D’une part, le bolchevisme est né en 1903, sur la base, solide s’il en fut, de la théorie marxiste. Et la justesse de cette théorie révolutionnaire – et de cette théorie seule- a été prouvée non seulement par l’expérience universelle au XIX° siècle tout entier, mais encore et surtout par l’expérience des flottements et des hésitations, des erreurs et des déceptions de la pensée révolutionnaire en Russie. Pendant près d’un demi-siècle, de 1840-1890, en Russie, la pensée d’avant-garde, soumise au joug d’un tsarisme sauvage et réactionnaire sans nom, chercha avidement une théorie révolutionnaire juste, en suivant avec un zèle et un soin étonnant chaque « dernier mot » de l’Europe et de l’Amérique en la matière. En vérité, le marxisme, seule théorie révolutionnaire juste, la Russie l’a payé d’un demi-siècle de souffrances et de sacrifices inouïs, d’héroïsme révolutionnaire sans exemple, d’énergie incroyable, d’abnégation dans la recherche et l’étude, d’expériences pratiques, de déceptions, de vérification, de confrontation avec l’expérience de l’Europe. Du fait de l’émigration imposée par le tsarisme, la Russie révolutionnaire s’est trouvée être dans la seconde moitié du XIX° siècle infiniment plus riche en relations internationales, infiniment mieux renseignée qu’aucun autre pays sur les formes de théories du mouvement révolutionnaire dans le monde entier.
D’autre part, le bolchevisme né sur cette base théorique de granit, a vécu une histoire pratique de quinze années (1903-1917), qui, pour la richesse de l’expérience, n’a pas d’égale au monde. Aucun autre pays durant ces quinze années n’a connu, même approximativement, une vie aussi intense quant à l’expérience révolutionnaire, à la rapidité avec laquelle se sont succédé les formes diverses du mouvement, légal ou illégal, pacifique ou orageux, clandestin ou avéré, cercles ou mouvement de masse, parlementaire ou terroriste.
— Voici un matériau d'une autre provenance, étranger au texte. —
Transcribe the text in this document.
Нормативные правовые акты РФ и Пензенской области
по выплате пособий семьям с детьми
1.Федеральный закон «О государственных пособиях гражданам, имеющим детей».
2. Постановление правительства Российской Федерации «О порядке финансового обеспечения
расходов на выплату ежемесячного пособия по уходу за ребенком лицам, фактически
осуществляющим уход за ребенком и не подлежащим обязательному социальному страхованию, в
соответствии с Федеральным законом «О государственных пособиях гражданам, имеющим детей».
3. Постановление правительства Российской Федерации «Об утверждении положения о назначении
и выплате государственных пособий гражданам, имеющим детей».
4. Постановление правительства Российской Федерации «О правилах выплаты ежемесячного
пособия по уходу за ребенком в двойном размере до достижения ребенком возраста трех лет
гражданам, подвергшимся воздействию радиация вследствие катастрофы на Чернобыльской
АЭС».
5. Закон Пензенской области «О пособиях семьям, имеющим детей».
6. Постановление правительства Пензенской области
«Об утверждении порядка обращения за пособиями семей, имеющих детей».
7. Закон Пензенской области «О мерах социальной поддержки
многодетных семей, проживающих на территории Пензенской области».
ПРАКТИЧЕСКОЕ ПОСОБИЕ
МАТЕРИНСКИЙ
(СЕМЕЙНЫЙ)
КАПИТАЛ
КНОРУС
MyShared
Aucun autre pays n’a connu dans un intervalle de temps aussi court une si riche concentration de formes, de nuances, de méthodes, dans la lutte de toutes les classes de la société contemporaine, lutte qui, par suite du retard du pays et du joug tsariste écrasant, mûrissait particulièrement vite et s’assimilait avec avidité et utilement le « dernier mot » de l’expérience politique de l’Amérique et de l’Europe.